Jelena emphasized the importance of working towards balance as “we often work long hours and under tight deadlines, which can lead to stress and anxiety." This can be highly taxing on professional and personal life all around. She went on to say that “working out regularly, mediating, eating healthy and other mindful practices have helped me maintain high energy levels and a positive attitude, both of which are really important to be successful in the industry.” While there are some traits like having the ability to establish solid relationships that are important to soar in any department of music, Jelena pointed out that solid sales skills and a good ear for listening to music are necessary in order to do well in the licensing sphere.
Jelena got her start in the biz by interning for Paramount Pictures, NBCUniversal, VH1, Spotify, Relativity Media, Warner Music Group and Warner/Chappell. While I had Jelena’s undivided attention and the knowledge of her plethora of internship experiences during undergrad, I couldn’t waste the opportunity to pick her brain for advice for the current wave of internship applicants currently in the position she was once in. She shared:
“I was an enticing candidate because I consistently interned in film and television music departments across publishers, record labels, television networks and film studios. I also had a strong network that I built by attending industry events and developing genuine connections with people whom I share professional interests with.”
And now as someone who oversees the intern program within her Film & TV department at Columbia Records, she revealed that she first looks for a resume objective on applicants’ resumes.
“A resume objective is a one or two sentence overview of short-term professional goals and an explanation of why you’re the best candidate for the position,” she explained.
A common thread I can’t help but notice through interviews with powerhouses like Jelena is that it’s all about pouncing on opportunity and running with momentum once one has completed the initial work of getting their foot through the door. People like Jelena are constantly making opportunities for themselves which ultimately sets them apart from the rest of the crowd. “A few years ago when the podcast business started to boom, I identified that sector of the industry as an area of growth and asked to handle any incoming requests for music in podcasts which led to me overseeing all podcast licensing efforts for the department. By taking on a leadership role early in my career, I established myself as someone who could be trusted with important projects which helped me level up early in my career.”
At this point we all know that COVID-19 has rocked the waters of most every industry in some way. The entertainment industry however has taken an especially difficult hit. When the world stopped, the demand for music licensing also took a tumble as Film & TV productions ceased to exist and sports seasons were frozen.
Jelena reported that as production has started back up there has been a noticeable increase in music licensing deals for video games.
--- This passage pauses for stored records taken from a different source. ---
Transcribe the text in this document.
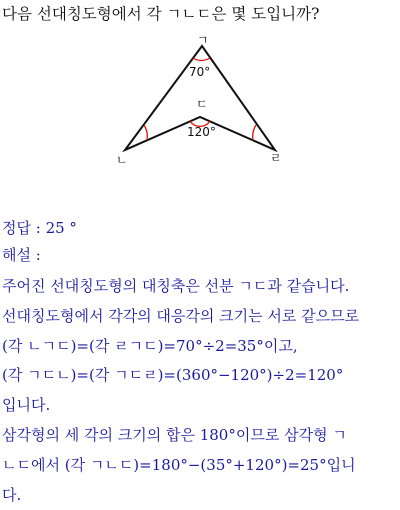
다음 선대칭도형에서 각 ㄱㄴㄷ은 몇 도입니까?
ㄱ
ㄷ
ㄴ	ㄹ
70°
120°
정답 : 25 °
해설 :
주어진 선대칭도형의 대칭축은 선분 ㄱㄷ과 같습니다.
선대칭도형에서 각각의 대응각의 크기는 서로 같으므로
(각 ㄴㄱㄷ)=(각 ㄹㄱㄷ)=70°÷2=35°이고,
(각 ㄱㄷㄴ)=(각 ㄱㄷㄹ)=(360°−120°)÷2=120°
입니다.
삼각형의 세 각의 크기의 합은 180°이므로 삼각형 ㄱ
ㄴㄷ에서 (각 ㄱㄴㄷ)=180°−(35°+120°)=25°입니
다.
“We also had to get creative with the loss of live concerts and transitioned into hosting exclusive virtual shows to introduce clients to new acts like Lous and The Yakuza and Orville Peck,” she added.
Pandemic or no pandemic, it’s the music that drives Jelena. She is thankful for where she is and for the journey she continues to pursue of eventually becoming the leader of a team at a record label or music publisher.
In the meantime, you can find her soaking up sunshine at the beach with cotton candy grapes in hand as some of her daily favorites of “Topdown” by Channel Tres, “Time (You and I)” by Khruangbin, “Amigos” by Lous and The Yakuza, and “The Breeze” by Dr. Dog accompany her days.